The smooth map $F:M_n(\mathbb{R})\longrightarrow S_n(\mathbb{R})$ into the symmetric matrices has derivative $dF_P(H)=HP^T+PH^T$ surjective for every $P$ of the level set $F^{-1}(I_n)$. The submersion (or regular value) theorem says that $F^{-1}(I_n)$ (the orthogonal matrices) is a smooth submanifold of $M_n(\mathbb{R})$ of dimension $\dim M_n(\mathbb{R})-\dim S_n(\mathbb{R})=n^2-\frac{n(n+1)}{2}=\frac{n(n-1)}{2}$. Moreover, the tangent space at $P$ is given by $\ker dF_P$. In the case of $P=I_n$, this yields the antisymmetric matrices.

I believe this is covered in every text on differential geometry. So instead of a formal proof (essentially the implicit function theorem) that can be found everywhere, let us look at an easy example.
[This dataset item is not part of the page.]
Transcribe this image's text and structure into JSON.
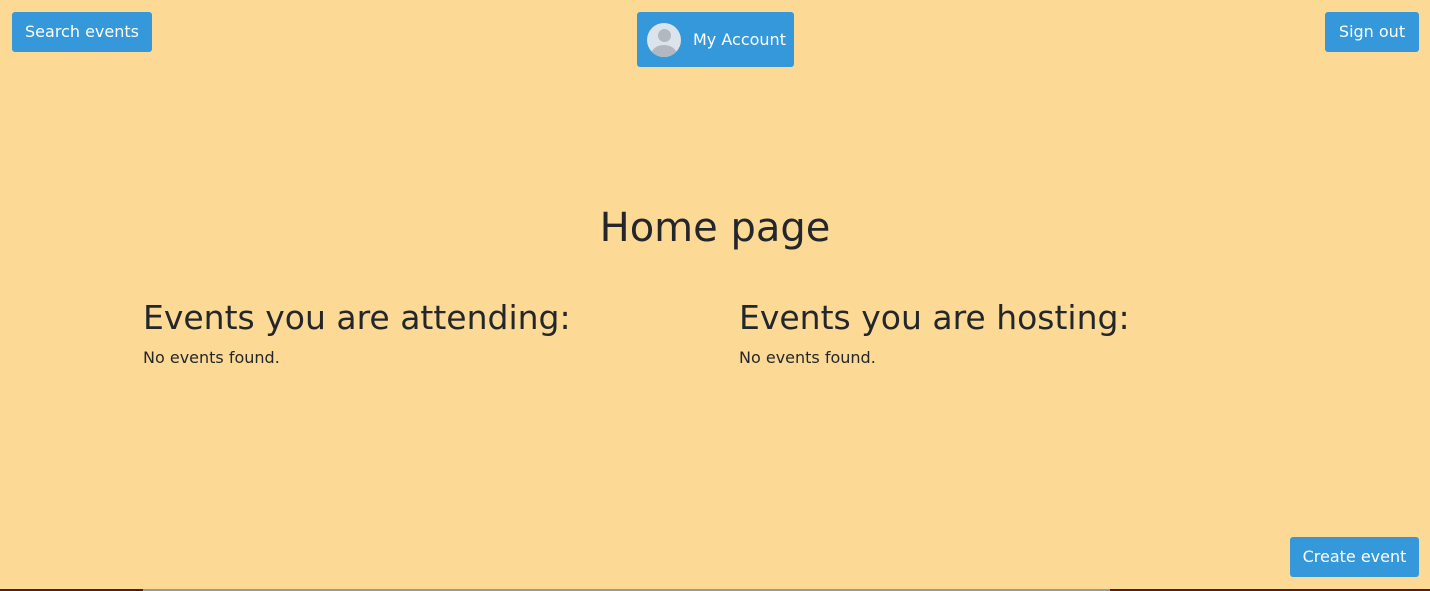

The smooth map $F:\mathbb{R}^2\longrightarrow \mathbb{R}$ defined by $F(x,y)=x^2+y^2$ has derivative $dF_{(x_0,y_0)}(h,k)=2x_0h+2y_0k$. This is surjective for every point $z_0=(x_0,y_0)$ of the unit circle $F^{-1}(1)$. So the circle is a smooth submanifold of $\mathbb{R}^2$. The tangent space at $z_0$ is the nullspace of $dF_{z_0}$, which is indeed the orthogonal of the gradient $(2x_0,2y_0)$, corresponding to our intuitive notion of tangent space to the circle at the point $z_0=(x_0,y_0)$ (modulo an affine translation).

Answer 2

$\exists$

Proposition Let $Z$ be the preimage of a regular value $y\in Y$ under the smooth map $f: X \to Y$. Then the kernel of the derivative $df_x:T_x(X) \to T_y(Y)$ at any point $x \in Z$ is precisely the tangent space to $Z, T_x(Z).$

Proof: Since $f$ is constant on $Z$, $df_x$ is zero on $T_x(Z)$. But $df_x: T_x(X)\to T_y(Y)$ is surjective, so the dimension of the kernel of $df_x$ must be $$\dim T_x(X) - \dim T_y(Y) = \dim X - \dim Y = \dim Z.$$ Thus $T_x(Z)$ is a subspace of the kernel that has the same dimension as the complete kernel; hence $T_x(Z)$ must be the kernel.

Proposition on Page 24, Guillemin and Pollack, Differential Topology

Jellyfish, you should really read your textbook!